Lectures : Ex 17,8-13     2Tm 3,14-4,2     Lc 18,1-8

                 

                    Qui d’entre nous n’a pas fait l’expérience de la prière, consciemment ou non, à son insu ? Force est de constater que la prière jaillit bien souvent d’une situation de détresse. Si je prie quelqu’un, un ami, [si je prie] un membre de ma famille, c’est parce que j’ai besoin de lui. Et si la demande que je formule tarde à être exaucée, je risque d’être découragé au point, certaines fois, d’être plongé dans un réel désespoir. Toute prière qui est vraiment prière, oscille, en fait, entre désespoir et espérance, se trouve affectée par une fragilité qu’on ne saurait nier. Et lorsque nous prions Dieu, Jésus demande que cette prière ne se lasse jamais. Car cette attente longue, quelque peu vacillante mais qui ne se relâche pas, qui vérifie aussi que notre prière n’est pas de l’ordre d’une demande magique assortie d’un exaucement, [cette attente] n’est pas là pour mettre notre foi à l’épreuve. Je n’aime pas cette raison qu’on a pu donner : mettre notre foi à l’épreuve. Dieu n’a pas besoin de nous soumettre à un test pour savoir jusqu’où notre foi tient dans l’épreuve. En fait, tout est dans nos mains et Dieu, qui respecte notre liberté, n’intervient pas pour fausser le cours de notre existence. Son intervention se produit à la fin de l’histoire ; une fin de l’histoire qui n’est en rien la fin de la vie puisque Dieu est la vie et qu’il n’a pas de fin ! Mais alors, dira-t-on, pourquoi prier ? Bonne question !

                    La parabole d’aujourd’hui est très suggestive : d’un côté une veuve, c’est-à-dire une personne sans soutien, sans assurance, sans assistance, abandonnée et de l’autre un juge sans conscience, qui ne craint personne, à commencer par Dieu lui-même ! Il ne peut y avoir de plus grand abîme entre la prière de cette femme et l’exaucement qu’elle espère. A tel point que son entêtement à prier provient aussi bien de son désespoir que de son espérance. Elle n’a plus rien à perdre et pour Jésus, cette insistance qui l’habite ne peut pas, entre les hommes, manquer d’être exaucée. A plus forte raison, lorsqu’elle s’adresse à Dieu !

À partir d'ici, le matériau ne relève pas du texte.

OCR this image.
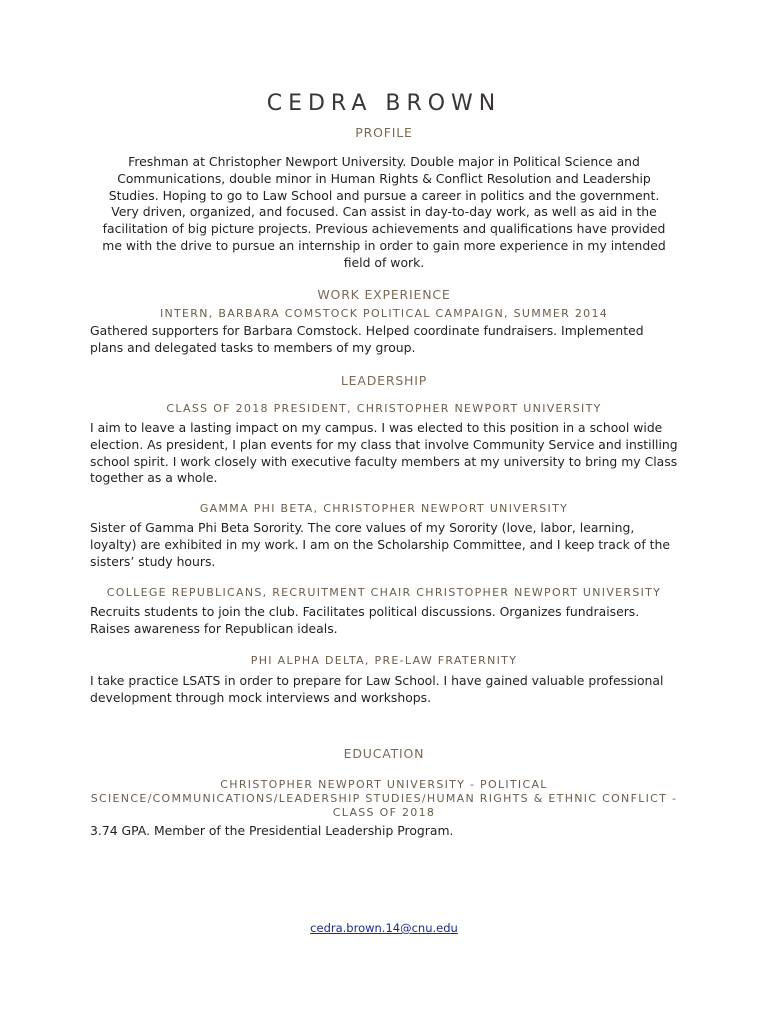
CEDRA BROWN
PROFILE
Freshman at Christopher Newport University. Double major in Political Science and Communications, double minor in Human Rights & Conflict Resolution and Leadership Studies. Hoping to go to Law School and pursue a career in politics and the government. Very driven, organized, and focused. Can assist in day-to-day work, as well as aid in the facilitation of big picture projects. Previous achievements and qualifications have provided me with the drive to pursue an internship in order to gain more experience in my intended field of work.
WORK EXPERIENCE
INTERN, BARBARA COMSTOCK POLITICAL CAMPAIGN, SUMMER 2014
Gathered supporters for Barbara Comstock. Helped coordinate fundraisers. Implemented plans and delegated tasks to members of my group.
LEADERSHIP
CLASS OF 2018 PRESIDENT, CHRISTOPHER NEWPORT UNIVERSITY
I aim to leave a lasting impact on my campus. I was elected to this position in a school wide election. As president, I plan events for my class that involve Community Service and instilling school spirit. I work closely with executive faculty members at my university to bring my Class together as a whole.
GAMMA PHI BETA, CHRISTOPHER NEWPORT UNIVERSITY
Sister of Gamma Phi Beta Sorority. The core values of my Sorority (love, labor, learning, loyalty) are exhibited in my work. I am on the Scholarship Committee, and I keep track of the sisters’ study hours.
COLLEGE REPUBLICANS, RECRUITMENT CHAIR CHRISTOPHER NEWPORT UNIVERSITY
Recruits students to join the club. Facilitates political discussions. Organizes fundraisers. Raises awareness for Republican ideals.
PHI ALPHA DELTA, PRE-LAW FRATERNITY
I take practice LSATS in order to prepare for Law School. I have gained valuable professional development through mock interviews and workshops.
EDUCATION
CHRISTOPHER NEWPORT UNIVERSITY - POLITICAL SCIENCE/COMMUNICATIONS/LEADERSHIP STUDIES/HUMAN RIGHTS & ETHNIC CONFLICT - CLASS OF 2018
3.74 GPA. Member of the Presidential Leadership Program.
cedra.brown.14@cnu.edu
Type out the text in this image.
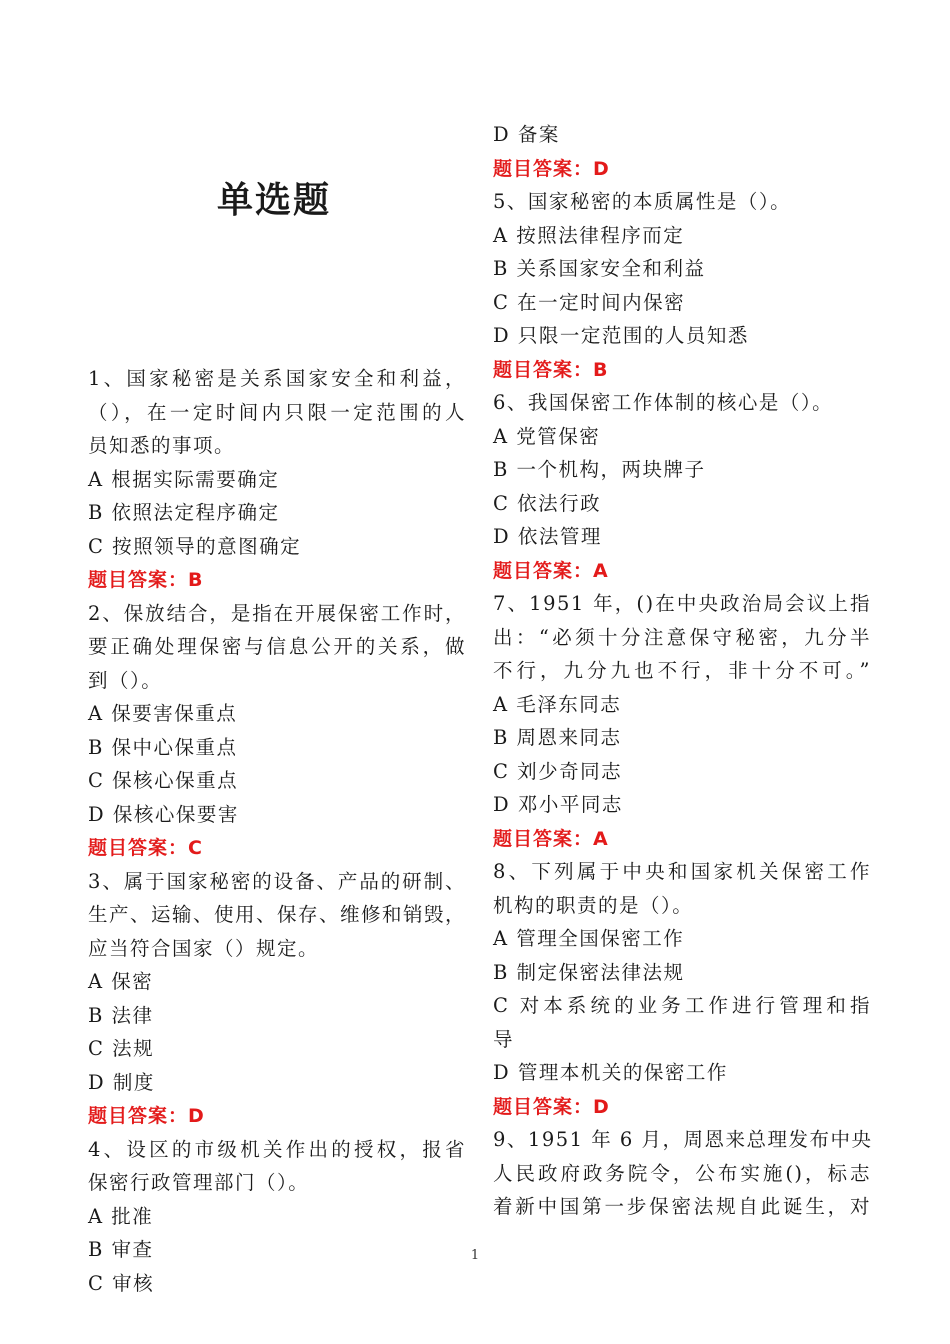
单选题
1、国家秘密是关系国家安全和利益，
（），在一定时间内只限一定范围的人
员知悉的事项。
A 根据实际需要确定
B 依照法定程序确定
C 按照领导的意图确定
题目答案：B
2、保放结合，是指在开展保密工作时，
要正确处理保密与信息公开的关系，做
到（）。
A 保要害保重点
B 保中心保重点
C 保核心保重点
D 保核心保要害
题目答案：C
3、属于国家秘密的设备、产品的研制、
生产、运输、使用、保存、维修和销毁，
应当符合国家（）规定。
A 保密
B 法律
C 法规
D 制度
题目答案：D
4、设区的市级机关作出的授权，报省
保密行政管理部门（）。
A 批准
B 审查
C 审核
D 备案
题目答案：D
5、国家秘密的本质属性是（）。
A 按照法律程序而定
B 关系国家安全和利益
C 在一定时间内保密
D 只限一定范围的人员知悉
题目答案：B
6、我国保密工作体制的核心是（）。
A 党管保密
B 一个机构，两块牌子
C 依法行政
D 依法管理
题目答案：A
7、1951 年，()在中央政治局会议上指
出：“必须十分注意保守秘密，九分半
不行，九分九也不行，非十分不可。”
A 毛泽东同志
B 周恩来同志
C 刘少奇同志
D 邓小平同志
题目答案：A
8、下列属于中央和国家机关保密工作
机构的职责的是（）。
A 管理全国保密工作
B 制定保密法律法规
C 对本系统的业务工作进行管理和指
导
D 管理本机关的保密工作
题目答案：D
9、1951 年 6 月，周恩来总理发布中央
人民政府政务院令，公布实施()，标志
着新中国第一步保密法规自此诞生，对
1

                    Il reste que cette parabole réserve quelque surprise à qui l’écoute attentivement. Elle met en scène un juge qui, après avoir fait attendre cette femme, finit par rendre justice pour avoir la paix. Jésus utilise cette image pour nous dire que Dieu fait justice et surtout… qu’il ne fait pas attendre. A première vue, il y a contradiction ! Et si les psaumes nous confortent dans notre bon droit en osant demander à Dieu pourquoi il attend, (Pourquoi pas toute de suite ?), Jésus souhaite que nous dépassions cette évidence pour que nous croyions et voyions que Dieu est à l’œuvre. La prière, lorsque nous y réfléchissons bien, n’est-elle pas la preuve que Dieu intervient ? Sans l’Esprit – sans son Esprit- nous ne pourrions pas prier.

                    Si la prière en vient jusqu’à lutter avec Dieu, comme Jacob, toute une nuit, soyons en certains : c’est un grand mystère d’Amour qui s’accomplit en nous lorsque nous crions notre détresse. Cette prière, Dieu l’écoute attentivement, amoureusement… car en elle, le monde se met à respirer. Dieu écoute ce cri devenu le souffle secret du monde et qui doit l’éveiller à Sa présence. Comment Dieu pourrait-il considérer les choses autrement puisque c’est son propre souffle, son propre Esprit qu’il a insufflé à sa créature et qui respire et gémit maintenant dans les cœurs.

                    Dans toute prière, deux respirations se mêlent : le souffle de Dieu et le souffle du monde dans l’Esprit-Saint. Une telle prière ne peut cesser puisque l’amour ne cesse jamais. Et la persévérance de la prière ne peut pas non plus rester inexaucée puisqu’elle exprime le lien d’amour entre Dieu et l’homme. C’est parce que la prière est à la mesure d’un tel amour que Dieu, autant que l’homme, la désire et en a besoin.

                    C’est bien cet amour du monde, que nous portons dans nos cœurs, que nous allons exprimer dans notre prière, maintenant, mais aussi par nos offrandes. Et c’est l’Esprit même de Dieu qui vient les exaucer en les transformant dans le corps de son Fils jusqu’à ce qu’Il vienne combler toute attente et essuyer toute larme de nos yeux.